= Elisha Jenkins =

American politician

Elisha Jenkins

Elisha Jenkins (1772 – May 18, 1849) was an American politician who served as New York Secretary of State and Mayor of Albany.

==Life==
He was born to a Providence, Rhode Island, Quaker family, who in 1784 came to settle at Hudson, New York. He later lived in Albany, New York, and was one of the first prominent Quakers there. Throughout his adult life, he was a dry goods merchant in the partnerships of Wendell & Jenkins and Thomas Jenkins & Sons. In 1792, he married Catherine Green (ca. 1771–1835), of Providence, R.I. After her death he married his second wife, Hannah.

He was a Federalist member of the New York State Assembly from Columbia County in 1795 and 1798, but changed sides in 1798 when his close political friend Ambrose Spencer joined the Democratic-Republicans.

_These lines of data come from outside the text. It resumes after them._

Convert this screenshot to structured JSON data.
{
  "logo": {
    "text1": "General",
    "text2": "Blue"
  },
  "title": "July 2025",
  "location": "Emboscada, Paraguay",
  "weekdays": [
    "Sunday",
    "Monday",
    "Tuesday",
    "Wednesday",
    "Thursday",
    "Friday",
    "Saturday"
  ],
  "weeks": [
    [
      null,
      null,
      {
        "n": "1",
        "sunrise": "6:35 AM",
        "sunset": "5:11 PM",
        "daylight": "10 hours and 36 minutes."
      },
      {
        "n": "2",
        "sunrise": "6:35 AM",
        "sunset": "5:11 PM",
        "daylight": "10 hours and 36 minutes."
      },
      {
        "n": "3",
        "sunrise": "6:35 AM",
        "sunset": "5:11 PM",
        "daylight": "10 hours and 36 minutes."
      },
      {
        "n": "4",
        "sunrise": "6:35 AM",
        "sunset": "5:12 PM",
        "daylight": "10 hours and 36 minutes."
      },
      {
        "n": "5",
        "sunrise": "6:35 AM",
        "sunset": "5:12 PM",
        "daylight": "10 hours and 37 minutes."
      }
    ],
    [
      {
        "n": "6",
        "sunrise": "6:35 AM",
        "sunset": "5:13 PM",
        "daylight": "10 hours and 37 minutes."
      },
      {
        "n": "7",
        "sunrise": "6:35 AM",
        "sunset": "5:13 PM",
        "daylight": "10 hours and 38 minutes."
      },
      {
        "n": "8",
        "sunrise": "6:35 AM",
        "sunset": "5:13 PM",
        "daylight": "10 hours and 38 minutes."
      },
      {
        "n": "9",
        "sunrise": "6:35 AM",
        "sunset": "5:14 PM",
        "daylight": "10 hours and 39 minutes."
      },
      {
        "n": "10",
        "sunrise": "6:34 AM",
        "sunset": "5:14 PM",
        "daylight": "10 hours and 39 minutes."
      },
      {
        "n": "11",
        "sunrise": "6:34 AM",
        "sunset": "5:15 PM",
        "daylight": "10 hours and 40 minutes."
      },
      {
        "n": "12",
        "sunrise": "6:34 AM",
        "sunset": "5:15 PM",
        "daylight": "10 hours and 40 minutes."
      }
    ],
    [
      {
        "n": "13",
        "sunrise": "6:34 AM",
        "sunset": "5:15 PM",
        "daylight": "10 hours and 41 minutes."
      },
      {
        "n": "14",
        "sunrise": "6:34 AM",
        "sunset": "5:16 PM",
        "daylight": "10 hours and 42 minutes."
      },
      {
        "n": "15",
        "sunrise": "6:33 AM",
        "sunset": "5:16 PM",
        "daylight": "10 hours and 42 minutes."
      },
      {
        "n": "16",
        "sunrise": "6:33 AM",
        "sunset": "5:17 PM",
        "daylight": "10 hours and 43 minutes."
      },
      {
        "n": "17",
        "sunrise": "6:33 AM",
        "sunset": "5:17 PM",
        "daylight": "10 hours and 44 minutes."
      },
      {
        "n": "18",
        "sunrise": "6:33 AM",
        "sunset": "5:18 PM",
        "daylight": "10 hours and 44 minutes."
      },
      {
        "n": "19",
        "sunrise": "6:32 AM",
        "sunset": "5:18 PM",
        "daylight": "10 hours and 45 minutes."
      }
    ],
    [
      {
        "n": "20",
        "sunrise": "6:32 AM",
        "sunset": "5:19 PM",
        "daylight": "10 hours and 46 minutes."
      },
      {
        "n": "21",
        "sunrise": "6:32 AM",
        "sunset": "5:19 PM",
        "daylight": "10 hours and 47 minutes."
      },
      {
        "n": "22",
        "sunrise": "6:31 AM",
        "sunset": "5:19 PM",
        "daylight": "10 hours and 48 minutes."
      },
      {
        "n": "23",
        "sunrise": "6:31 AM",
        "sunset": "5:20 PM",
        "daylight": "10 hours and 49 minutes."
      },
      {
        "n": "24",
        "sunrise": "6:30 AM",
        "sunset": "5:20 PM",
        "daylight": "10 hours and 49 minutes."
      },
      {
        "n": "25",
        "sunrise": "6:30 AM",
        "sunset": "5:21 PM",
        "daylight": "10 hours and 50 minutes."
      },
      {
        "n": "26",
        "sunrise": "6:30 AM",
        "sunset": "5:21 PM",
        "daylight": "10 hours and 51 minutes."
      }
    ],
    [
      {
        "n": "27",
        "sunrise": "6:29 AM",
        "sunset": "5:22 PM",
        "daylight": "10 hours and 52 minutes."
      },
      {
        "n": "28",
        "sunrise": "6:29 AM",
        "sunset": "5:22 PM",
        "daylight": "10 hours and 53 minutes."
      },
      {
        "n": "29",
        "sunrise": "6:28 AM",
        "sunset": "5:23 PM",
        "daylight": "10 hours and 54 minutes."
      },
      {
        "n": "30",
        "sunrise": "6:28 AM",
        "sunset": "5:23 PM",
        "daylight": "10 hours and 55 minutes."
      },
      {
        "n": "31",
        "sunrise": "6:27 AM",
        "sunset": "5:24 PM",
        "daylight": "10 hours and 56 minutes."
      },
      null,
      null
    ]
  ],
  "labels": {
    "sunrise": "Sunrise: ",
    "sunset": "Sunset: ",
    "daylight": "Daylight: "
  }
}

Jenkins was Columbia County Treasurer from 1798 to 1802, and New York State Comptroller from 1801 to 1806. He was New York Secretary of State from 1806 to 1807, from 1808 to 1810, and from 1811 to 1813. In April 1807, after his first term as Secretary of State, Jenkins was attacked in the street in Albany by Solomon Van Rensselaer, a Federalist of whom Jenkins was a fierce critic. Jenkins sued for damages, and was awarded $2,500. He served as Quartermaster General of the Northern Department during the War of 1812, Mayor of Albany from 1816 to 1819, and presidential elector in 1840. He was twice a candidate for Congress: in the 6th congressional district in 1798, and in the 9th congressional district in 1816.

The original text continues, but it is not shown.